According to guidelines instituted in April of 2017, the National Police Agency (NPA) of Japan has reported its findings for suspicious financial transactions. The results for potential money laundering cases where cryptocurrencies was the “detergent” of choice rose tenfold, escalating from 669 cases in 2017 to 7,096 in 2018. Although crypto cases constituted only 1.7% of total cases reported, the accelerating growth reflects the concern of global law enforcement authorities that cryptocurrencies are providing a new avenue for the concealment and transfer of illicit gains from criminal activities.
There are no consistent cryptocurrency regulations across the globe, but at a minimum, regulators have made attempts to institute basic Know-Your-Customer (KYC) and Anti-Money Laundering (AML) rules by soliciting exchanges and requiring minimum reporting of suspicious transactions. The United Nations estimates that roughly 2-5% of global GDP is washed on an annual basis, some $2 trillion on the top end. Specifically to cryptos, Europol estimates that as much as $5.6 billion of the criminal in-take in Europe is actually crypto-laundered.

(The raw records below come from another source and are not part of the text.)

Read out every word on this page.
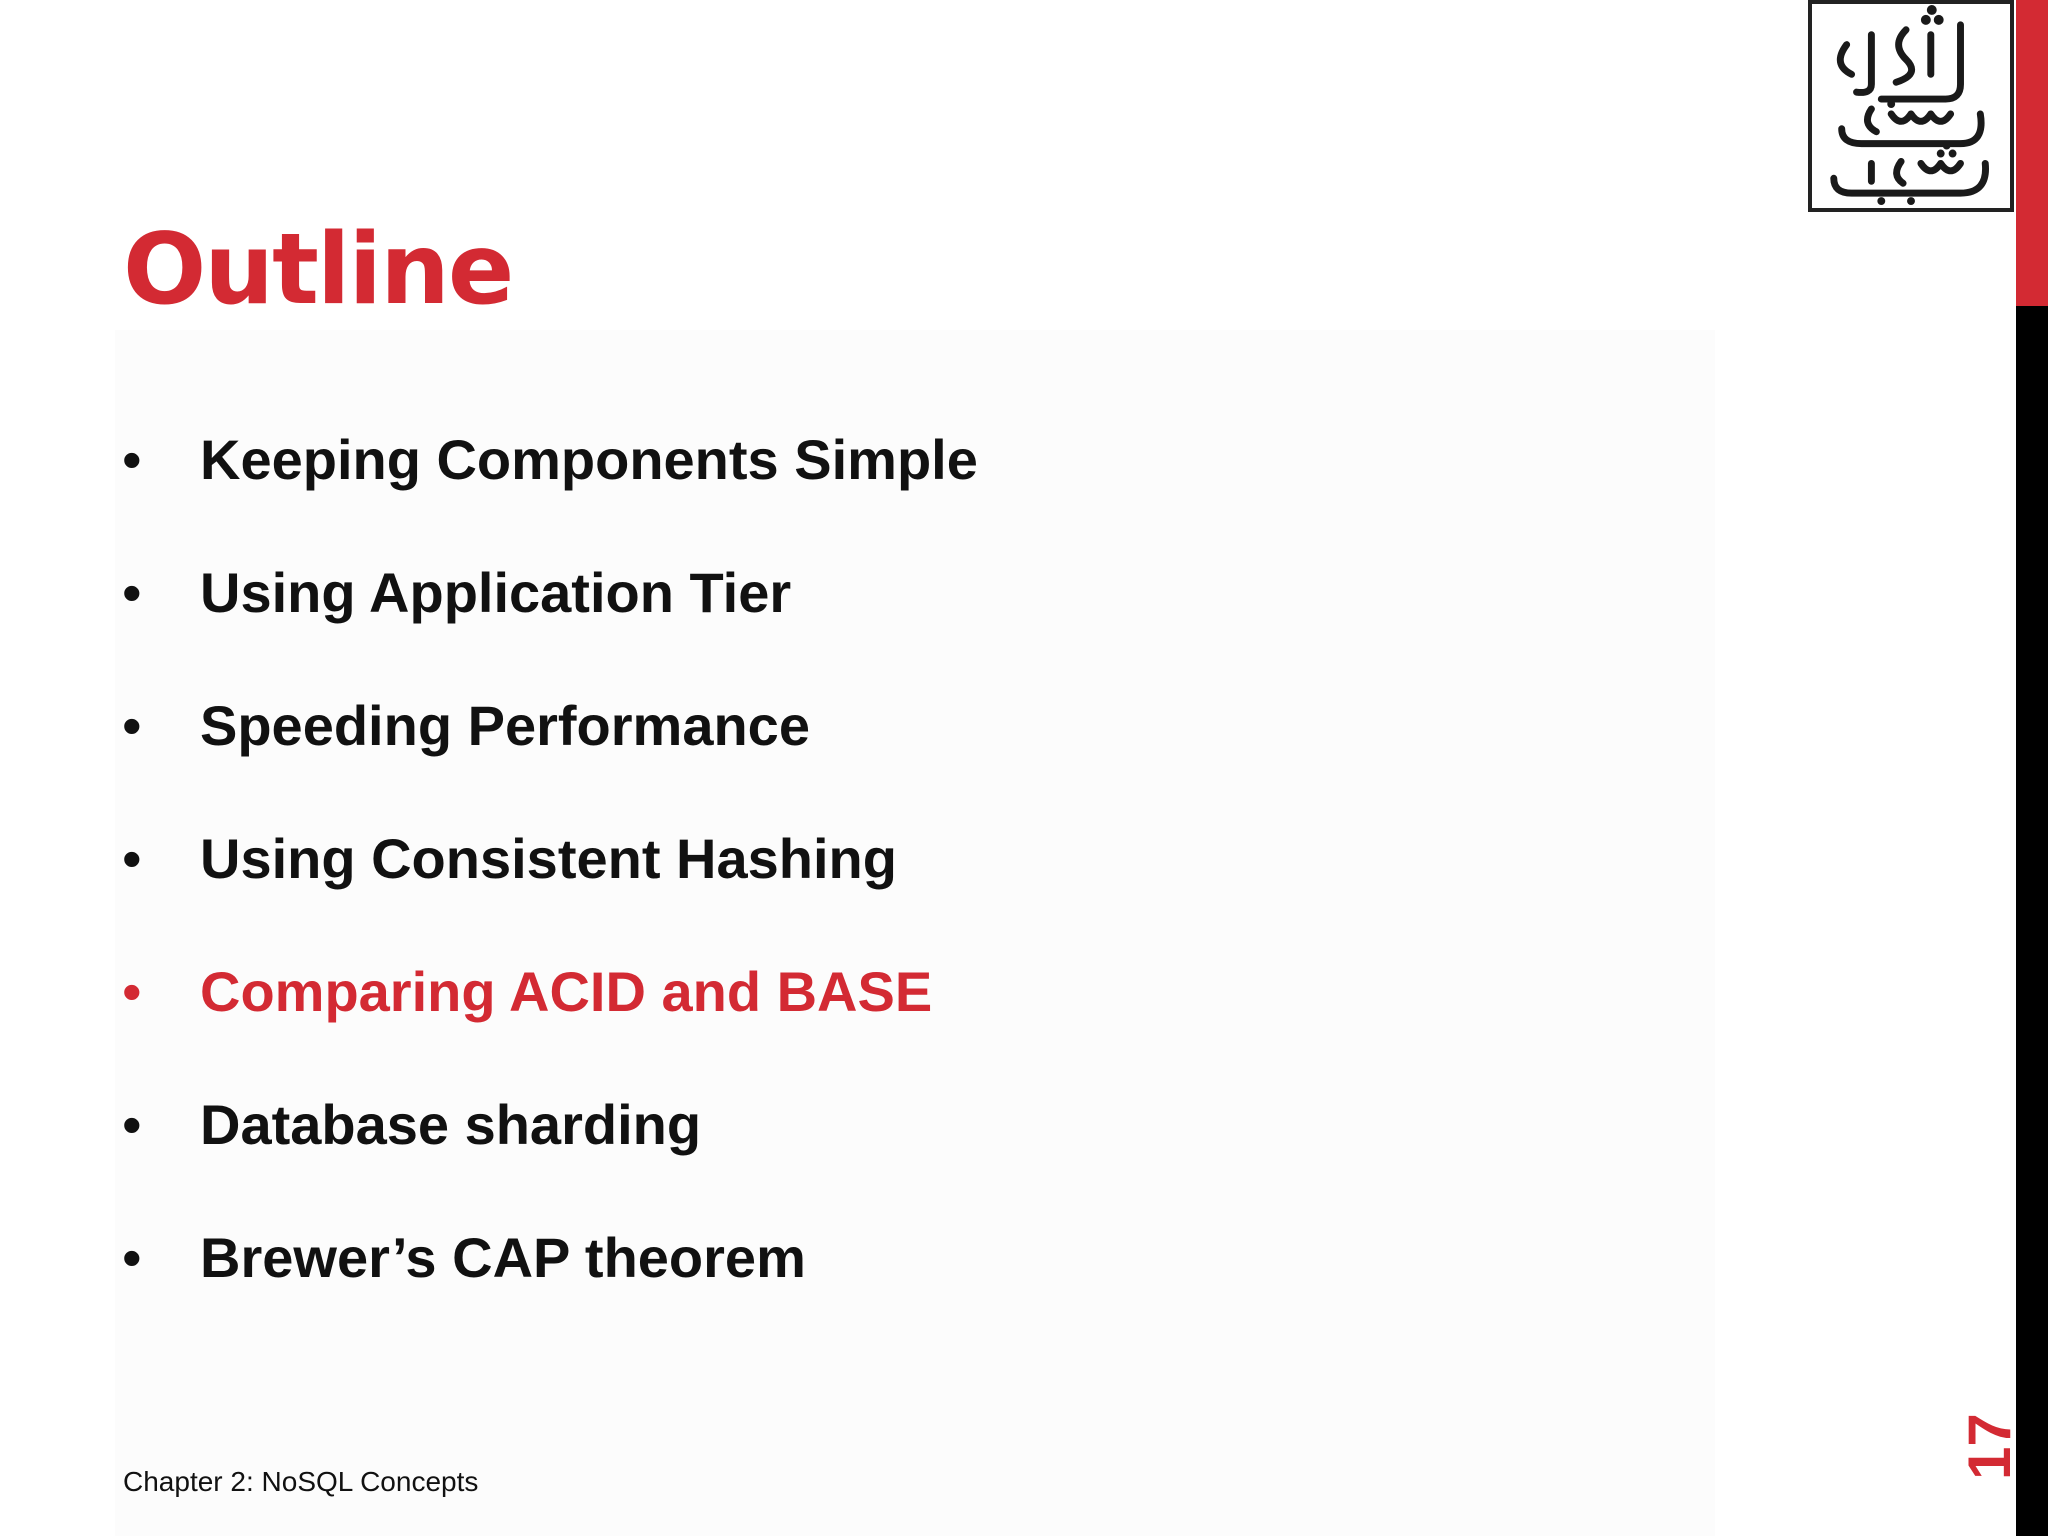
Outline
• Keeping Components Simple
• Using Application Tier
• Speeding Performance
• Using Consistent Hashing
• Comparing ACID and BASE
• Database sharding
• Brewer’s CAP theorem
Chapter 2: NoSQL Concepts
17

The NPA has acted in line with guidance provided the Financial Action Task Force (FATF), an intergovernmental organization that develops policies against money laundering. The FATF recently updated its preliminary guidelines related to cryptocurrencies, but the NPA has already required registration by each exchange, instituted monitoring procedures independent of the local self-regulating entity, and will begin to take measures to deal with infractions.
In its report, the NPA noted that:
Criminals were using a variety of tricks to conceal their identities during a mandatory know-your-customer procedure. In many instances, suspected offenders had different names and birth dates but the same ID photo. In a few cases, users logged into cryptocurrency exchanges from abroad even though they said they were in Japan. The agency also noted that criminals were allegedly using cryptocurrencies to purchase drugs and child pornography from underground online marketplaces.
Japan, a hotbed of cryptocurrency activity, has also been rocked by several major crypto exchange compromises. The most infamous was the Mt. Gox breach in 2014 that resulted in the loss of $473 million of Bitcoins. The bankruptcy trustee is still sorting out the pieces of this debacle. More recently of note was the hack of Coincheck in January of 2018. An extraordinary amount of $532 million was the take in this compromise. Recent analysis demonstrates that hackers may use as many as 5,000 separate transactions to layer the movement of their illegal gains before cashing out in fiat.
As for next steps, the NPA is in the process of training staff in detection techniques and data analysis required to reveal money laundering situations in crypto exchanges. It is also building new tools, assisted by Artificial Intelligence and Machine Learning protocols, to detect anomalies and patterns within transaction flows that might indicate crimes related to drugs and money laundering. The national financial regulator, the Financial Services Agency (FSA) is also stepping up its monitoring activities, as well.
Dirty money and cryptocurrencies, unfortunately, have developed a close relationship since the inception of Bitcoin. The infamous Silk Road was one highly publicized case where law enforcement stepped in to shut down a sizable illegal operation. Trends, however, are pointing to more, not less activity, and in order to protect the reputation of the cryptocurrency industry and appease regulators, new sophisticated tools must be deployed to attack money laundering before it gets out of hand.